Auslöser der Basedowschen Erkrankung sind Antikörper, die sich gegen die Empfangsstelle für das die Schilddrüse stimulierende Hormon TSH (TSH-Rezeptor) auf den Schilddrüsenzellen richten. Diese TSH-Rezeptor-Antikörper (TRAK) regen zumeist die Produktion und Freisetzung von Schilddrüsenhormonen an. Die Folge ist eine Schilddrüsenüberfunktion (Hyperthyreose) sowie eine Größenzunahme des Organs (Kropf bzw. Struma). Hinter den Augen führen die TRAK unter Umständen zu einer Vermehrung von Muskulatur und Fettgewebe, so dass die Augäpfel hervortreten können.

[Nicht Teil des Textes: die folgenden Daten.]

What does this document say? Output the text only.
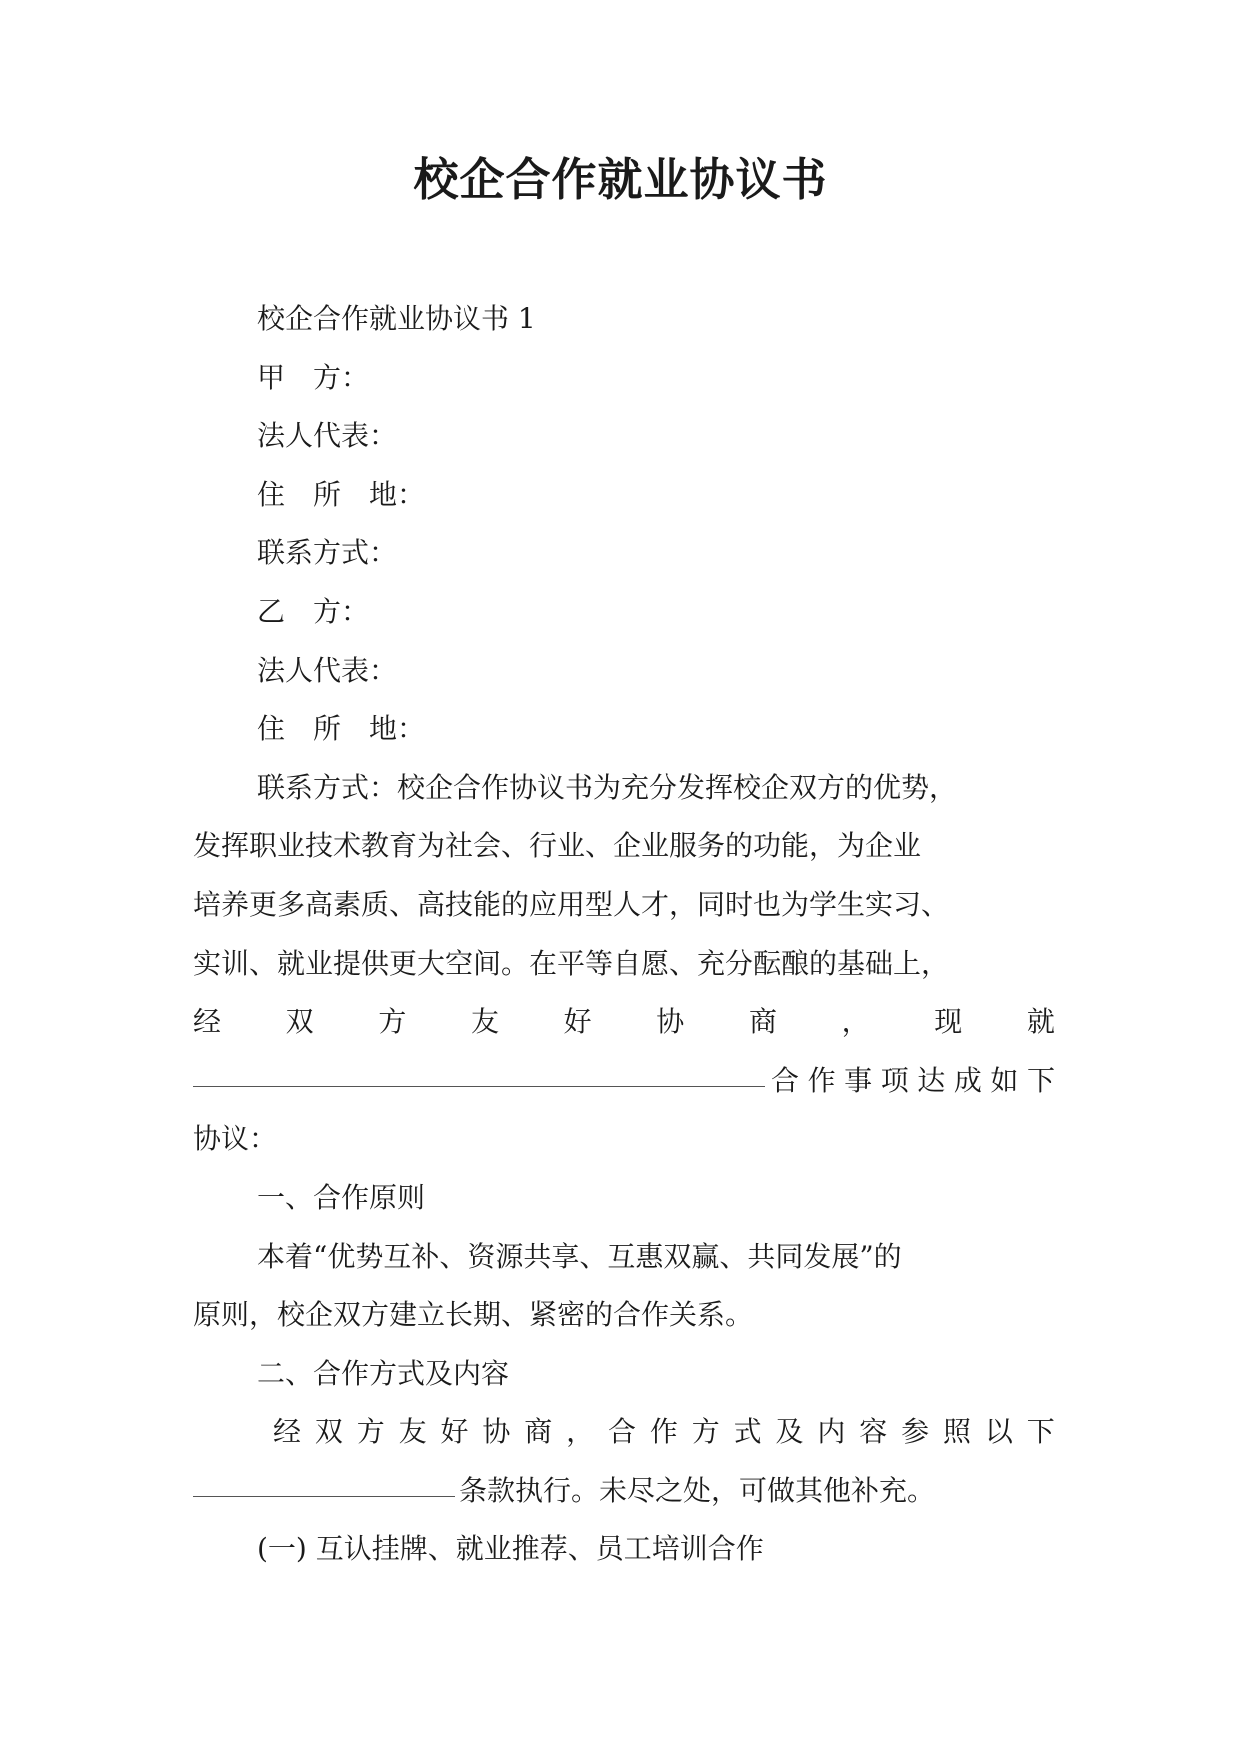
校企合作就业协议书
校企合作就业协议书 1
甲　方：
法人代表：
住　所　地：
联系方式：
乙　方：
法人代表：
住　所　地：
联系方式：校企合作协议书为充分发挥校企双方的优势，
发挥职业技术教育为社会、行业、企业服务的功能，为企业
培养更多高素质、高技能的应用型人才，同时也为学生实习、
实训、就业提供更大空间。在平等自愿、充分酝酿的基础上，
经 双 方 友 好 协 商 ， 现 就
合 作 事 项 达 成 如 下
协议：
一、合作原则
本着“优势互补、资源共享、互惠双赢、共同发展”的
原则，校企双方建立长期、紧密的合作关系。
二、合作方式及内容
经 双 方 友 好 协 商 ， 合 作 方 式 及 内 容 参 照 以 下
条款执行。未尽之处，可做其他补充。
(一) 互认挂牌、就业推荐、员工培训合作
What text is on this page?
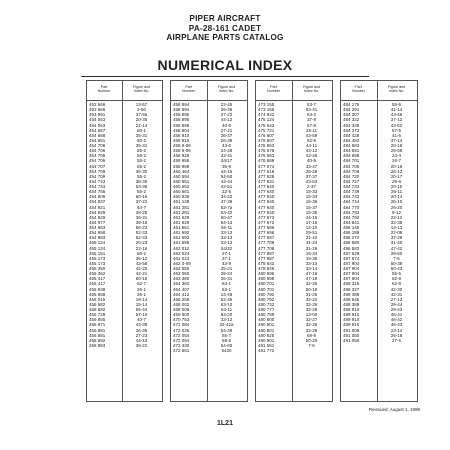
PIPER AIRCRAFT
PA-28-161 CADET
AIRPLANE PARTS CATALOG
NUMERICAL INDEX
Part
Number
Figure and
Index No.
453 666
453 666
453 991
454 053
454 063
454 657
454 668
454 681
454 706
454 706
454 706
454 706
454 707
454 709
454 709
454 743
454 743
454 756
454 806
454 837
454 921
454 928
454 929
454 977
454 983
454 958
454 983
455 124
455 124
455 151
455 173
455 173
455 350
455 362
455 417
455 417
455 938
455 968
456 015
456 682
456 682
456 729
456 855
456 871
456 881
456 891
458 892
458 893
13-57
2-50
37-9a
20-35
22-14
60-1
35-31
60-2
35-31
55-2
55-2
55-2
55-2
35-30
55-2
35-30
53-36
55-2
60-16
37-22
64-7
38-28
36-31
35-15
56-22
52-33
52-33
20-23
22-16
56-2
36-12
43-58
42-20
42-21
60-15
62-7
26-1
26-1
19-14
15-14
65-44
57-10
40-7
43-38
26-35
27-23
44-13
36-22
Part
Number
Figure and
Index No.
458 894
458 894
458 895
458 895
458 898
458 904
458 910
458 910
458 9-06
458 9-06
458 928
458 958
458 968
460 464
460 594
460 651
460 652
460 681
460 836
461 138
461 281
461 281
461 629
461 629
461 651
461 692
461 693
461 695
462 012
462 024
462 024
462 0-09
462 050
462 060
463 380
464 362
464 407
464 412
465 258
468 002
468 006
469 600
470 753
471 084
472 036
472 054
472 054
472 330
472 661
22-45
26-36
27-22
44-12
40-9
27-21
26-37
26-39
43-6
24-28
43-41
34/17
35-6
44-16
54-50
43-44
43-51
22-5
34-22
47-39
53-7a
53-42
50-47
64-13
56-11
33-13
33-13
33-13
54/32
27-1
27-1
43-9
25-21
25-24
26-31
63-1
63-1
13-49
52-46
63-10
63-11
63-20
33-12
32-42a
54-39
55-7
58-8
54-60
5420
Part
Number
Figure and
Index No.
473 155
473 155
474 942
475 124
475 542
475 721
476 607
476 607
476 663
476 678
476 683
476 689
477 074
477 618
477 629
477 631
477 640
477 640
477 640
477 640
477 640
477 640
477 673
477 672
477 696
477 696
477 697
477 709
477 709
477 887
477 887
478 643
478 845
480 696
480 698
480 701
480 701
480 792
480 792
480 732
480 777
480 789
480 800
480 801
480 801
480 825
480 901
481 651
481 772
53-7
53-41
63-2
37-8
57-8
25-11
43-59
62-9
44-11
43-12
43-46
40-9
43-47
26-28
37-37
43-53
2-37
15-33
15-34
15-36
15-37
15-35
44-15
17-15
14-10
29-51
31-42
31-24
31-26
15-34
19-35
33-13
33-14
47-16
47-19
32-26
50-19
31-25
32-22
32-26
32-29
13-00
32-27
32-26
32-28
59-8
50-20
7-6
Part
Number
Figure and
Index No.
484 175
484 291
484 307
484 322
484 348
484 373
484 428
484 482
484 583
484 691
484 698
484 701
484 705
484 706
484 720
484 727
484 733
484 739
484 743
484 744
484 770
484 792
484 792
484 841
486 145
486 188
486 274
486 580
486 583
487 629
487 674
487 904
487 904
487 904
487 904
488 315
488 327
488 489
488 545
488 389
488 910
489 910
489 910
489 910
491 009
491 050
491 050
55-5
41-14
43-46
37-12
43-52
57-5
41-6
37-14
20-18
29-59
24-4
26-7
20-16
26-12
20-17
26-8
20-15
26-11
20-14
26-10
26-20
8-12
22-12
32-38
13-13
22-09
37-29
31-40
47-42
29-50
7-5
50-38
50-43
55-5
62-8
62-8
42-30
42-31
27-13
29-44
29-43
46-41
46-42
46-43
22-14
26-18
27-5
Reissued: August 1, 1999
1L21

Warum es überhaupt zur Bildung von TRAK kommt, ist noch nicht vollständig geklärt. Erbliche (genetische) Faktoren und Umwelteinflüsse wie Stress, Virusinfektionen oder Rauchen scheinen bei der Krankheitsentstehung zusammenzuspielen.

Verlauf und Symptome

Die wichtigsten Symptome beim Morbus Basedow sind eine Schilddrüsenüberfunktion (Hyperthyreose), eine Vergrößerung der Schilddrüse (Struma) sowie unter Umständen das Hervortreten der Augen (endokrine Orbitopathie).

Zeichen der Schilddrüsenüberfunktion sind u.a. Unruhe, Gereiztheit, beschleunigter und unregelmäßiger Herzschlag, Schweißausbrüche, Zittern, Leistungsminderung oder auch Zyklusstörungen (bei Frauen) bzw. Unfruchtbarkeit (bei Männern).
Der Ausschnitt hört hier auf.